Armies of Parents Eager to Take All 30 Free Childcare Hours - but Could Nurseries Struggle to Get the Staff?

I'm sorry to say we're seeing situations in which lower-grade employees, who always wanted to work in childcare and picked it as their career of choice, are leaving because they can earn more at a supermarket, offering family-friendly hours and less pressure.

Many thousands of pre-school parents in England are ready and waiting for the Government's 30 hours' per week free childcare.

Our NDNA Free Childcare Survey 2015, carried out on the UK's biggest parenting site, Netmums, found that four in five families plan to take up extended free hours for three and four-year-olds in full.

The survey is the first time that anyone has canvassed parents' views on free childcare expansion. The majority told us they are already planning how they could work more hours without a heavy financial burden of childcare.

But the nursery sector will need thousands of extra staff members - and fast - to create the large-scale extra capacity needed. Pilots are planned from next year with full roll-out in 2017.

That brings me to NDNA's other big, current study, the NDNA Workforce Survey 2015, which revealed that half of nurseries are already struggling to find good candidates for their vacancies.

That's without the forthcoming challenge of double the number of free hours for some families in the mix.

I'm presenting the findings of both our surveys at the NDNA Conference at the Ricoh Arena in Coventry this week.

Coupled with retention trouble - staff turnover has increased to 14% - the sector is seeing widespread and wide-ranging problems with recruitment.

Childcare is a difficult, demanding job. In nurseries that must open from at least 8am to 6pm, to cover parents' working days and commuting time, the hours are long and the pay is often low, given staff qualifications and experience.

I'm sorry to say we're seeing situations in which lower-grade employees, who always wanted to work in childcare and picked it as their career of choice, are leaving because they can earn more at a supermarket, offering family-friendly hours and less pressure.

Early Years Teachers are sometimes moving to school nursery settings for better pay and shorter hours.

Nurseries would love to pay their staff more but funding shortfalls constrain what they can afford.

School-leavers who are keen to make a rewarding career in the sector are now facing a different stumbling block.

Recent stipulation that new apprentices and level three childcare students must have GCSE English and maths at grade C is causing a barrier. A total of 43% of nurseries are reporting being unable to find apprentices as a result.

NDNA has long campaigned for better levels of funding for free hours, which nurseries currently have no choice but to treat as loss leaders.

An uplift is desperately needed, as a Government funding review and promised increase prepares to get under way before Parliament's summer break.

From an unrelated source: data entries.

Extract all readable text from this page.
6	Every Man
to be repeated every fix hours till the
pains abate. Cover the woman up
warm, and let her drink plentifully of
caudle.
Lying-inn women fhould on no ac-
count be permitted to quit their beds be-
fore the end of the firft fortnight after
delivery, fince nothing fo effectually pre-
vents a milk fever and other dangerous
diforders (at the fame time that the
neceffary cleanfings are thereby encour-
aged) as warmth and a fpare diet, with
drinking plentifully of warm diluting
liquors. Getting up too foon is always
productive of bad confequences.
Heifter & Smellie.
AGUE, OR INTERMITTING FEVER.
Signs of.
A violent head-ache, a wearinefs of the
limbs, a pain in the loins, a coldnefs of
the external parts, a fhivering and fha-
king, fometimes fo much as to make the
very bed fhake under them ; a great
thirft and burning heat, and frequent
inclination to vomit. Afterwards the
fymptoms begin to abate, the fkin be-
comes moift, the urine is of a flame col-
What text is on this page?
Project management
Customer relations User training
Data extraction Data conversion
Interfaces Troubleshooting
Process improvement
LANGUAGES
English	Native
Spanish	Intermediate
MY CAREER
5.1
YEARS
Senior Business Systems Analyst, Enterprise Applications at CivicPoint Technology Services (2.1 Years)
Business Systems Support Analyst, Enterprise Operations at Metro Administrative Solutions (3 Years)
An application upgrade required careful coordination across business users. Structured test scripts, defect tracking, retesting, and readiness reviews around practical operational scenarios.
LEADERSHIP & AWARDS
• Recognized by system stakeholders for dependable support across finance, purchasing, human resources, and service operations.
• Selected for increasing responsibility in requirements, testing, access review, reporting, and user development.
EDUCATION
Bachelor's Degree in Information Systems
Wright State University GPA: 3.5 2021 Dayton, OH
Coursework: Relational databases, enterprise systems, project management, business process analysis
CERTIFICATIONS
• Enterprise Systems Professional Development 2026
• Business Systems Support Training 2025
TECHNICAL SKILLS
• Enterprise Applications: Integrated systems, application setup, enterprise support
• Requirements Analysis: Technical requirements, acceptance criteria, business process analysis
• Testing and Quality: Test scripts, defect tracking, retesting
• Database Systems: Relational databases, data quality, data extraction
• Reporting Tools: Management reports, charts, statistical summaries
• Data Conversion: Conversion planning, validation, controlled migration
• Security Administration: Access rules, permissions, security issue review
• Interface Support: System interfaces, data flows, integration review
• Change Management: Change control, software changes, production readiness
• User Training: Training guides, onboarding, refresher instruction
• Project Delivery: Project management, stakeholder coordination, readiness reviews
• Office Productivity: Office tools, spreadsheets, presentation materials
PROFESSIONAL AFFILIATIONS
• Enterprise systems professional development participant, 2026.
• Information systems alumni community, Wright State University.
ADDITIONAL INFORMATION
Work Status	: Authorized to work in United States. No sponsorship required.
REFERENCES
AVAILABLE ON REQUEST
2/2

But it's clear that the area of workforce recruitment and retention - hand in hand with free hours funding - also needs the Government's full attention.

Nurseries are keen to meet the new challenge and make the necessary space but we need the right support to be able to do it.

We are calling for the Government to work with the childcare sector to overcome workforce problems with a long-term strategy.

Our recommendations include more flexible GCSE requirements for childcare training, greater investment to workforce development and better career progression pathways to attract candidates to the sector.

So, families are ready and eager. The nurseries want to make sure every child can get a high-quality place of their parents' choosing.

Now the Government must work closely with the sector to make it happen.